Obesity and Obstructive Sleep Apnea: Pathogenic Mechanisms and Therapeutic Approaches

Abstract

Obstructive sleep apnea is a common disorder whose prevalence is linked to an epidemic of obesity in Western society. Sleep apnea is due to recurrent episodes of upper airway obstruction during sleep that are caused by elevations in upper airway collapsibility during sleep. Collapsibility can be increased by underlying anatomic alterations and/or disturbances in upper airway neuromuscular control, both of which play key roles in the pathogenesis of obstructive sleep apnea. Obesity and particularly central adiposity are potent risk factors for sleep apnea. They can increase pharyngeal collapsibility through mechanical effects on pharyngeal soft tissues and lung volume, and through central nervous system-acting signaling proteins (adipokines) that may affect airway neuromuscular control.
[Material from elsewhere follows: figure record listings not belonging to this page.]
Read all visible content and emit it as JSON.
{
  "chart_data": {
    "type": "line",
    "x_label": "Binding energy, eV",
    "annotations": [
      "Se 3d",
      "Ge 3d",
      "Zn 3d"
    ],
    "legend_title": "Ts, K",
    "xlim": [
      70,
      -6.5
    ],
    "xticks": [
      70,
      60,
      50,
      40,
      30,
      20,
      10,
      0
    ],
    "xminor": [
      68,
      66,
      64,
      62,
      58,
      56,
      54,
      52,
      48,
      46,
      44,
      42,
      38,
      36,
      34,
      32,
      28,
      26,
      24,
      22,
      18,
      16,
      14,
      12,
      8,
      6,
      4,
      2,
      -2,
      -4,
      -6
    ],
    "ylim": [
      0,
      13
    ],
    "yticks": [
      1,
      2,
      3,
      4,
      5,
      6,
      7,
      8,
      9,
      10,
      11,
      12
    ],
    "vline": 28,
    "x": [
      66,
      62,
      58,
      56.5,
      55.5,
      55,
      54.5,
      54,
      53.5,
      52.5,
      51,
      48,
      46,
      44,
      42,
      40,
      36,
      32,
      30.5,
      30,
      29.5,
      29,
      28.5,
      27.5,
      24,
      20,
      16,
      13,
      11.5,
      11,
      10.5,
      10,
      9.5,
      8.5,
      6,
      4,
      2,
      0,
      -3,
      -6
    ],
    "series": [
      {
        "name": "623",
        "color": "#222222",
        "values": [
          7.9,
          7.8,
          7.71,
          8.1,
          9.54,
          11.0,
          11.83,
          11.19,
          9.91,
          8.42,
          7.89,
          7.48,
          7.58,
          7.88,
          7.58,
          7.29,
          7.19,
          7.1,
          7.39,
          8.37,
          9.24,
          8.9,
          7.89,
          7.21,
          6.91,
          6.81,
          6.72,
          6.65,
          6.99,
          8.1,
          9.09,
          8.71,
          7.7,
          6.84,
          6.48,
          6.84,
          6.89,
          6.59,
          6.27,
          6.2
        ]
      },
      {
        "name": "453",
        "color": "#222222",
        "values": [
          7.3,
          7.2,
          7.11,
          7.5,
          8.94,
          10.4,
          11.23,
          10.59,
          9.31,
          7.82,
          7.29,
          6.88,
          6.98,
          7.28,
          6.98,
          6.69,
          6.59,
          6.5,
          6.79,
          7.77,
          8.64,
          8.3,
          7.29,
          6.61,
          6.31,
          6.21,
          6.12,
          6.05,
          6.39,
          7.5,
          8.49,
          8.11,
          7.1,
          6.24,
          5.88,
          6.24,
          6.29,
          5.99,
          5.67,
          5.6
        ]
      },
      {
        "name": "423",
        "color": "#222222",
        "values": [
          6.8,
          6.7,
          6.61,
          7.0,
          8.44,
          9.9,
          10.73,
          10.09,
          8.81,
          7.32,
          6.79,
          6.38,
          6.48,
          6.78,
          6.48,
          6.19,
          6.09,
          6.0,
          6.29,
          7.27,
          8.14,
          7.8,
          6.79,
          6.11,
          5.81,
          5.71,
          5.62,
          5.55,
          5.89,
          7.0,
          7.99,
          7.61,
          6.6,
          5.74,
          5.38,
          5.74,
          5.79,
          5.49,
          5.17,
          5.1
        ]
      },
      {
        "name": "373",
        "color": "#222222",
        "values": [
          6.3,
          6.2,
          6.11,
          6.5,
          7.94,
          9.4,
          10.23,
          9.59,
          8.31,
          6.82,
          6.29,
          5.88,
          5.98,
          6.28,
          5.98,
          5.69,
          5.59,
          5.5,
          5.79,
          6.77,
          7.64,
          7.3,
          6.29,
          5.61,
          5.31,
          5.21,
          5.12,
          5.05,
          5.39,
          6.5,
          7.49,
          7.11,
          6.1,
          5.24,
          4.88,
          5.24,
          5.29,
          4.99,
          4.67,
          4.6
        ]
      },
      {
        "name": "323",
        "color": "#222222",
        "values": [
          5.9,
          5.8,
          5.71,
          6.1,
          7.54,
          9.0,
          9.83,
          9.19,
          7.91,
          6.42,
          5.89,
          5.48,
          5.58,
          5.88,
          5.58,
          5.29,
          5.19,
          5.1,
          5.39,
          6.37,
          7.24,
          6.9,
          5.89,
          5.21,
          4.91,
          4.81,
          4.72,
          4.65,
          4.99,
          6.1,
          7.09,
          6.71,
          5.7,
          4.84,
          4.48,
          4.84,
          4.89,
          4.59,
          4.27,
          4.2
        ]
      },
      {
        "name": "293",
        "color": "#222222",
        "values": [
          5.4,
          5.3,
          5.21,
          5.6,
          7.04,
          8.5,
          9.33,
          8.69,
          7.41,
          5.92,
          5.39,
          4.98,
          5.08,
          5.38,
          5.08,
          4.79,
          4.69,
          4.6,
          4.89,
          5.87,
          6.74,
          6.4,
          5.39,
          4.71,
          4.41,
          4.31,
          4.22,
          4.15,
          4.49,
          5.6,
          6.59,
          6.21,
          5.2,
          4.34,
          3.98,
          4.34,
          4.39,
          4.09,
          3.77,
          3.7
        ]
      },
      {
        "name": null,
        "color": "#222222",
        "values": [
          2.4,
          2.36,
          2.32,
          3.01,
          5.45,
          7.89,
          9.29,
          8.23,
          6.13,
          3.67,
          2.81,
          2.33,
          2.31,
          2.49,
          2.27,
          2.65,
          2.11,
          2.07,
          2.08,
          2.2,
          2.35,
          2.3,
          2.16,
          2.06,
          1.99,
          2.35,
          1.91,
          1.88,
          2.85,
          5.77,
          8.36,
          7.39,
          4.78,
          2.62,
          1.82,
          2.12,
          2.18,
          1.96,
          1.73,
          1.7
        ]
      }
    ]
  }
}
Specific molecular signaling pathways encode differences in the distribution and metabolic activity of adipose tissue. These differences can produce alterations in the mechanical and neural control of upper airway collapsibility, which determine sleep apnea susceptibility. Although weight loss reduces upper airway collapsibility during sleep, it is not known whether its effects are mediated primarily by improvement in upper airway mechanical properties or neuromuscular control. A variety of behavioral, pharmacologic, and surgical approaches to weight loss may be of benefit to patients with sleep apnea, through distinct effects on the mass and activity of regional adipose stores. Examining responses to specific weight loss strategies will provide critical insight into mechanisms linking obesity and sleep apnea, and will help to elucidate the humoral and molecular predictors of weight loss responses.